Weitere Wörter von dem Block aus dem Zimmer beim Salcrabbio-Konzert wollten mir nicht einfallen, doch das Wort »nachhaltig« beeindruckte mich dann doch so sehr, dass ich darin den Schlüssel für meine Zukunft sah. Ich sortierte die Worte und bekam etwas heraus, was von nun an mein neues Lebensmotto würde. Ein Lebensmotto, was mich, Lola Álvarez Sánchez, für immer veränderte.

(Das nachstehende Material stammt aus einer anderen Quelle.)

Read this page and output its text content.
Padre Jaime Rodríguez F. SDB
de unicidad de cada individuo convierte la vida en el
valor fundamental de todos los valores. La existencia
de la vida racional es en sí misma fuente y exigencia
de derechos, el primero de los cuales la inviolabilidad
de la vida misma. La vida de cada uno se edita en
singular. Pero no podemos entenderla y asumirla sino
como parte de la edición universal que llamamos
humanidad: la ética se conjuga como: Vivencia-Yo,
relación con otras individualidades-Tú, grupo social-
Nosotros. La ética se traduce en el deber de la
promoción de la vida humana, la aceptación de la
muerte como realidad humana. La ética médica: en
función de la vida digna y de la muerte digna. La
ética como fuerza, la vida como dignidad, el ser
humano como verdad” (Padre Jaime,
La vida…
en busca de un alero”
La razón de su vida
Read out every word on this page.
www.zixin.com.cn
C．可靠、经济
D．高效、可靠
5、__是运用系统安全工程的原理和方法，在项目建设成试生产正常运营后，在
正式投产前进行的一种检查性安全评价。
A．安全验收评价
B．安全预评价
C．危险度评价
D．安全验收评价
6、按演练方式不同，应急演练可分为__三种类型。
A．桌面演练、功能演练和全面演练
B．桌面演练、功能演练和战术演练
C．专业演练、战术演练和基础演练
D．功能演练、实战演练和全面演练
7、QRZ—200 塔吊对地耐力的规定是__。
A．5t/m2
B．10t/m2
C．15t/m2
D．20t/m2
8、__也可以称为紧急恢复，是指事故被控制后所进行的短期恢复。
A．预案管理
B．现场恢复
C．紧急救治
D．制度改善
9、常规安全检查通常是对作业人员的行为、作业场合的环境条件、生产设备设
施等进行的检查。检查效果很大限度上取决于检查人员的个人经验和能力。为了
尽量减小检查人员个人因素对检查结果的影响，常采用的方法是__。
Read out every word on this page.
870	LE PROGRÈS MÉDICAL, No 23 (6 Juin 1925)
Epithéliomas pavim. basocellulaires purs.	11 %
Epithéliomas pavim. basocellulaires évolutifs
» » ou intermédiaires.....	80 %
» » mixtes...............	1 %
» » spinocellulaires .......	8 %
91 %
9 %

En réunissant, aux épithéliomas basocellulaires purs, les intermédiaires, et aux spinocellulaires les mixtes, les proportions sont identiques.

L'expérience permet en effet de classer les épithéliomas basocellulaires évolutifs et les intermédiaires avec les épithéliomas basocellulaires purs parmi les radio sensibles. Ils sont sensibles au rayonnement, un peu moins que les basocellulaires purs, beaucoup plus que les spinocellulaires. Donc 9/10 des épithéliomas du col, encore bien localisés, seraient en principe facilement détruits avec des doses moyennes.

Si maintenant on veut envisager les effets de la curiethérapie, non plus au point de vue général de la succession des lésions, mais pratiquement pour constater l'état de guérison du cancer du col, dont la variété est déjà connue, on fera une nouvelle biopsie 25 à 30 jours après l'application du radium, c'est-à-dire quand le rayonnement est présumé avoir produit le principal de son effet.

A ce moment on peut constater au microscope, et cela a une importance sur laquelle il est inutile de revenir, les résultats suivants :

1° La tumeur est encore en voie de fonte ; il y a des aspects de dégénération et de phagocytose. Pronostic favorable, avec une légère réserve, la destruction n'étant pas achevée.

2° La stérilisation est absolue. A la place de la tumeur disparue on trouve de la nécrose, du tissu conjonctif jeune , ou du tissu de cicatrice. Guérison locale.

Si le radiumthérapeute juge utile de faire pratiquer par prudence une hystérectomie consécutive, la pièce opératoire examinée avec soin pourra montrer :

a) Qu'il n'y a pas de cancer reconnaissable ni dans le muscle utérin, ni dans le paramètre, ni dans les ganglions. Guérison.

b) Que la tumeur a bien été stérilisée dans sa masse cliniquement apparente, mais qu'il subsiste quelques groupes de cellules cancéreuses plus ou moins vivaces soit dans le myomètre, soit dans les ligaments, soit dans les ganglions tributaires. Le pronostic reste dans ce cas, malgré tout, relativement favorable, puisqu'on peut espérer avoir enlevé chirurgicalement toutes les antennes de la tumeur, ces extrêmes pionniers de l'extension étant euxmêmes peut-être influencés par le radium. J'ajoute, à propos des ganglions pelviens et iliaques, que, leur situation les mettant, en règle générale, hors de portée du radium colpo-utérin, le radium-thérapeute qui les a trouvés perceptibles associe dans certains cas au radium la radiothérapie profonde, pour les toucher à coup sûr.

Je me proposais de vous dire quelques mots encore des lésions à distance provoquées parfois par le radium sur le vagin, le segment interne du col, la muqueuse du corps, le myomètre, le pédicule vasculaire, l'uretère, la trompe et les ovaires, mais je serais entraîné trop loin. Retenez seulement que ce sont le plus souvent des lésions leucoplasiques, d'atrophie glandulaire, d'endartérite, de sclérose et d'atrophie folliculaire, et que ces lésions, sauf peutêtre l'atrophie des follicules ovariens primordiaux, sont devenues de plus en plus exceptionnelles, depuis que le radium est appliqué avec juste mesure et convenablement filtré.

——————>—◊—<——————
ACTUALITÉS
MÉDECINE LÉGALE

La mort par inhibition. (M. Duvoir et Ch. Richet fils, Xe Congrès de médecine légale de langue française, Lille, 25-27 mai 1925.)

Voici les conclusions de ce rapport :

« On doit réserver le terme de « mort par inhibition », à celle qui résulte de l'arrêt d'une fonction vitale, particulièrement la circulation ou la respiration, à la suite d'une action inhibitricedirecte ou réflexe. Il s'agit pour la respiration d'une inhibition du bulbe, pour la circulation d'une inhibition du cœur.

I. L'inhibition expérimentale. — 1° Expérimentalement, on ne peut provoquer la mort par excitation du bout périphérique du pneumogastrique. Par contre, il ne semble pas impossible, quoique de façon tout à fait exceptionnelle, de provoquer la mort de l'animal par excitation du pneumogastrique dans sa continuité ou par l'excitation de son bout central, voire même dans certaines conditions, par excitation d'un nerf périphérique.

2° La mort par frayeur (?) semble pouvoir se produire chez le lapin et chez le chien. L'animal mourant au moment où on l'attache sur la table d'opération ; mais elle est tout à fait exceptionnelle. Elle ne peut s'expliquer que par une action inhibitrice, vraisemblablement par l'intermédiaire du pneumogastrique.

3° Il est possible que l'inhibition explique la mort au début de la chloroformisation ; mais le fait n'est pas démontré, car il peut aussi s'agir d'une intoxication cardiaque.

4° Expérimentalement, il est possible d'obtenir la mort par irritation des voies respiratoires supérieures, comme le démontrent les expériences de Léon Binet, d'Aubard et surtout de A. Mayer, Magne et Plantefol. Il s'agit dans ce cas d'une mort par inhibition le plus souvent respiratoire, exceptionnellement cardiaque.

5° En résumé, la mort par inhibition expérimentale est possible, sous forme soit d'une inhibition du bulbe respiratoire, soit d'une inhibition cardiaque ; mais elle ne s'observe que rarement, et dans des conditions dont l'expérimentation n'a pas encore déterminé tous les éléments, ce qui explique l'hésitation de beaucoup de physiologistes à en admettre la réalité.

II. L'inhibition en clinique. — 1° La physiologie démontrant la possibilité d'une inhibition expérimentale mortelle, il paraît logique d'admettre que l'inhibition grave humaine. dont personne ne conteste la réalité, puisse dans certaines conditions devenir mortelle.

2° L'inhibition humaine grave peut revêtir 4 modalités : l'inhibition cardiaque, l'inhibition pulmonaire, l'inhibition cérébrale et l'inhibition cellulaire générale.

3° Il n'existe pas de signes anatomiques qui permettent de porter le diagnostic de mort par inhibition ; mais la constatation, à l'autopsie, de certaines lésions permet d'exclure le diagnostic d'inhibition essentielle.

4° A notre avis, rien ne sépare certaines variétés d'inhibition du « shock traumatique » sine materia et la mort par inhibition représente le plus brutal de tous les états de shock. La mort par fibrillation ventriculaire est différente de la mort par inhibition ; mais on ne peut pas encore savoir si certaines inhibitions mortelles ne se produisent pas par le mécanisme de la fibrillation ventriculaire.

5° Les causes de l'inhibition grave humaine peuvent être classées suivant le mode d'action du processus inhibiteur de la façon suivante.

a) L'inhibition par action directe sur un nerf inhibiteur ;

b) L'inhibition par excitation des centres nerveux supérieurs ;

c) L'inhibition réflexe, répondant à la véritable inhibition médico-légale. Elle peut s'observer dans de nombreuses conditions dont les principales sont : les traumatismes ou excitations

Ich sortierte die Worte und erhielt den Satz:

»Auf eigenen nackten Füßen nachhaltig der Weg zum Erfolg.«

Und weil der Satz etwas zu holprig war, kürzte ich ihn und erhielt schließlich:

»Auf nackten Füßen zum Erfolg.«

Das war von nun an mein Lebensmotto. Ein neuer Name, den ich, Lola Álvarez Sánchez, mir nun zulegte. Von nun an galt für mich: Ich geh‘ heute als Lola Álvarez Sánchez ins Bett, werde aber morgen als »Auf nackten Füßen zum Erfolg« aufwachen. Und ins Bett gehen war ein gutes Stichwort, denn es war spät, und ich wollte nur schlafen. Zum Glück war der Folgetag ein Domingo (Sonntag) und ich konnte ausschlafen. Ich tauschte meine Klamotten gegen meinen Schlafanzug und ging »auf nackten Füßen zum Erfolg« erst mal ins Bett, um zu einem erfolgreichen Schlaf zu gelangen.

3. Kapitel: Die Legende von Doña Quijota de Piedes (Pies Descalzos al Éxito)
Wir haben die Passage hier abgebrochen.